Karikatur ketiga yang dikerjakan di Aldiron Plaza, memerlukan 4
kertas gambar yang dirangkai. "Sekarang saya hendak
menggambarkan Jakarta kita," katanya. Tak orisinil, meski tetap
menarik. Ada satu antrian anak-anak membeli karcis bioskop yang
sedang memutar film Akibat Pergaulan Bebas. Ada tempat parkir
sebuah gedung SMA yang penuh mobil, dan di banyak mobil
kelihatan senjata api bermunculan.
"Saya menyerap kehidupan remaja lewat Gelanggang Remaja
Bulungan," kata Jon. Di gelanggang remaja yang dikelilingi tiga
SMA dan beberapa sekolah itu Si Jon ikut juga mengasuh kursus
melukis.
Hidung Agak Kebesaran
Si Jon betulan agak berbeda dengan 'Si Jon' -- tokoh karikatur
atau kartunnya yang sampai kini belum punya nama itu. Si Jon
yang betulan mengesankan seorang yang lebih suka diam, dan
agaknya bernasib mujur. Si Jon yang kartun selalu bernasib sial
-- dan biasanya kesialan datang dari lawan jenisnya (mungkin
karena tokoh ini muncul di majalah remaja puteri). Meski model
tokoh itu memang dirinya sendiri: gondrong, berkacamata dengan
hidung -dilihat dari ukuran wajahnya -- agak kebesaran.

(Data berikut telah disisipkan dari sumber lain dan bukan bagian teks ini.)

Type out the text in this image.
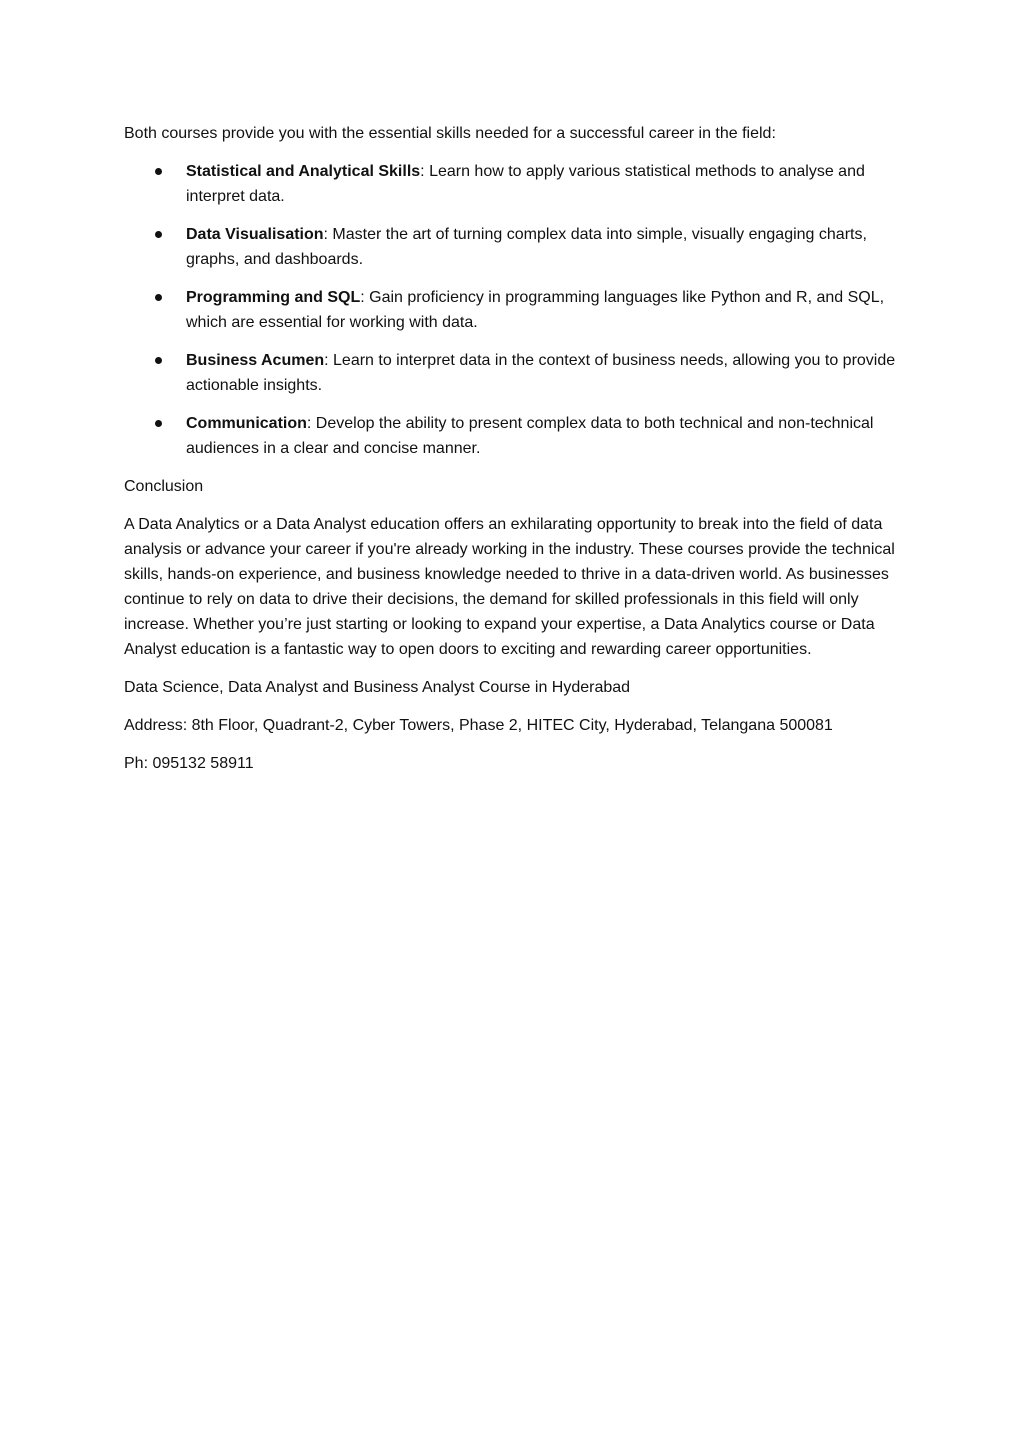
Both courses provide you with the essential skills needed for a successful career in the field:

Statistical and Analytical Skills: Learn how to apply various statistical methods to analyse and interpret data.
Data Visualisation: Master the art of turning complex data into simple, visually engaging charts, graphs, and dashboards.
Programming and SQL: Gain proficiency in programming languages like Python and R, and SQL, which are essential for working with data.
Business Acumen: Learn to interpret data in the context of business needs, allowing you to provide actionable insights.
Communication: Develop the ability to present complex data to both technical and non-technical audiences in a clear and concise manner.

Conclusion

A Data Analytics or a Data Analyst education offers an exhilarating opportunity to break into the field of data analysis or advance your career if you're already working in the industry. These courses provide the technical skills, hands-on experience, and business knowledge needed to thrive in a data-driven world. As businesses continue to rely on data to drive their decisions, the demand for skilled professionals in this field will only increase. Whether you’re just starting or looking to expand your expertise, a Data Analytics course or Data Analyst education is a fantastic way to open doors to exciting and rewarding career opportunities.

Data Science, Data Analyst and Business Analyst Course in Hyderabad

Address: 8th Floor, Quadrant-2, Cyber Towers, Phase 2, HITEC City, Hyderabad, Telangana 500081

Ph: 095132 58911
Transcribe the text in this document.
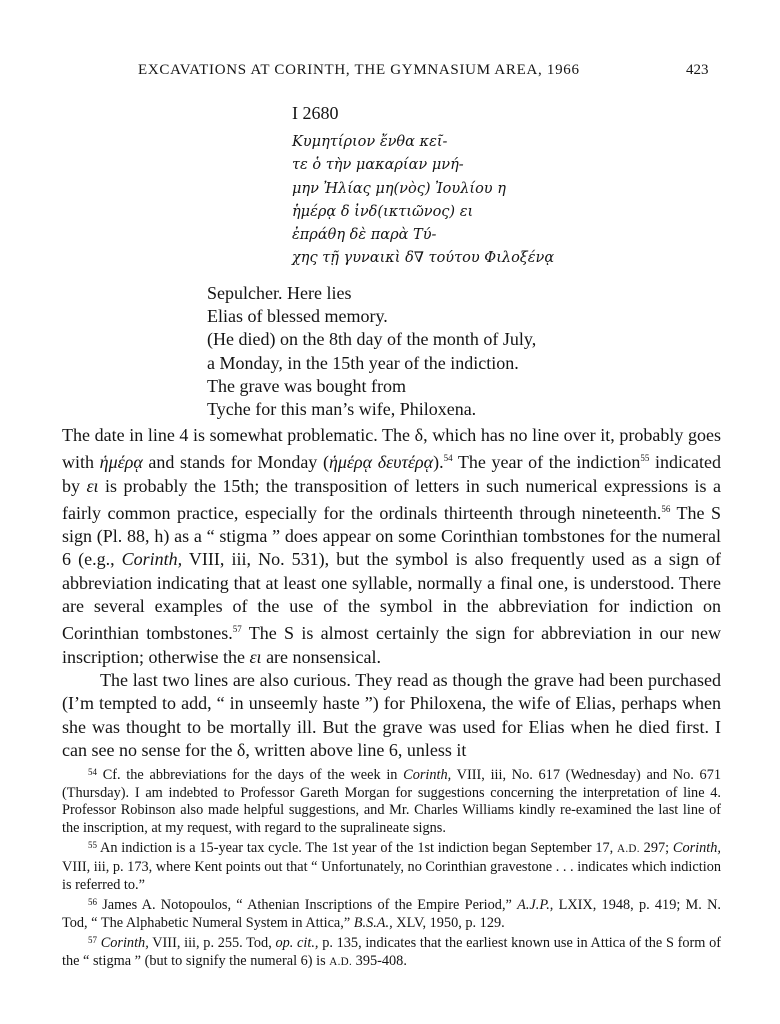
EXCAVATIONS AT CORINTH, THE GYMNASIUM AREA, 1966	423
I 2680
Κυμητίριον ἔνθα κεῖ-
τε ὁ τὴν μακαρίαν μνή-
μην Ἠλίας μη(νὸς) Ἰουλίου η
ἡμέρᾳ δ ἰνδ(ικτιῶνος) ει
ἐπράθη δὲ παρὰ Τύ-
χης τῇ γυναικὶ δ∇ τούτου Φιλοξένᾳ
Sepulcher. Here lies
Elias of blessed memory.
(He died) on the 8th day of the month of July,
a Monday, in the 15th year of the indiction.
The grave was bought from
Tyche for this man’s wife, Philoxena.

The date in line 4 is somewhat problematic. The δ, which has no line over it, probably goes with ἡμέρᾳ and stands for Monday (ἡμέρᾳ δευτέρᾳ).$^{54}$ The year of the indiction$^{55}$ indicated by ει is probably the 15th; the transposition of letters in such numerical expressions is a fairly common practice, especially for the ordinals thirteenth through nineteenth.$^{56}$ The S sign (Pl. 88, h) as a “ stigma ” does appear on some Corinthian tombstones for the numeral 6 (e.g., Corinth, VIII, iii, No. 531), but the symbol is also frequently used as a sign of abbreviation indicating that at least one syllable, normally a final one, is understood. There are several examples of the use of the symbol in the abbreviation for indiction on Corinthian tombstones.$^{57}$ The S is almost certainly the sign for abbreviation in our new inscription; otherwise the ει are nonsensical.

The last two lines are also curious. They read as though the grave had been purchased (I’m tempted to add, “ in unseemly haste ”) for Philoxena, the wife of Elias, perhaps when she was thought to be mortally ill. But the grave was used for Elias when he died first. I can see no sense for the δ, written above line 6, unless it

$^{54}$ Cf. the abbreviations for the days of the week in Corinth, VIII, iii, No. 617 (Wednesday) and No. 671 (Thursday). I am indebted to Professor Gareth Morgan for suggestions concerning the interpretation of line 4. Professor Robinson also made helpful suggestions, and Mr. Charles Williams kindly re-examined the last line of the inscription, at my request, with regard to the supralineate signs.

$^{55}$ An indiction is a 15-year tax cycle. The 1st year of the 1st indiction began September 17, A.D. 297; Corinth, VIII, iii, p. 173, where Kent points out that “ Unfortunately, no Corinthian gravestone . . . indicates which indiction is referred to.”

$^{56}$ James A. Notopoulos, “ Athenian Inscriptions of the Empire Period,” A.J.P., LXIX, 1948, p. 419; M. N. Tod, “ The Alphabetic Numeral System in Attica,” B.S.A., XLV, 1950, p. 129.

$^{57}$ Corinth, VIII, iii, p. 255. Tod, op. cit., p. 135, indicates that the earliest known use in Attica of the S form of the “ stigma ” (but to signify the numeral 6) is A.D. 395-408.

Salah satu resep agar gambarnya lucu ialah mengacaukan
sebab-akibat. Dalam kumpulan kartunnya, Nakalan Si Jon, ada
kartun tentang perampok yang hendak menjebak pengendara mobil,
dengan menggambar terowongan pada tembok yang utuh. Dengan
harapan mobil akan terbentur -- kemudian aksi dilakukan. Tetapi
ternyata mobil lewat -- terowongan gambar itu menjadi terowongan
betulan.
Dalam pamerannya itu juga ada satu cerita bergambar tentang
perkawinan Arjuna dengan Sumbadra. Tentu saja dibuat lucu. "Saya
dibantu Mas Muharyo. Dia yang membuat skenarionya, dengan
beberapa catatan mana yang bisa dibuat lucu," katanya. Muharyo,
salah seorang redaksi Gadis, dulu mengasuh majalah humor Kampret
-- tahun 50-an.
Dalam cergam itu ada Sumbadra yang dibonceng motor oleh Samba
(kemenakannya) untuk menjenguk Arjuna di Puskesmas Madukoro. Dan
gamelan Lokananta yang bisa berbunyi sendiri, ternyata kaset
keluaran Lokananta - perusahaan piringan hitam di Surakarta.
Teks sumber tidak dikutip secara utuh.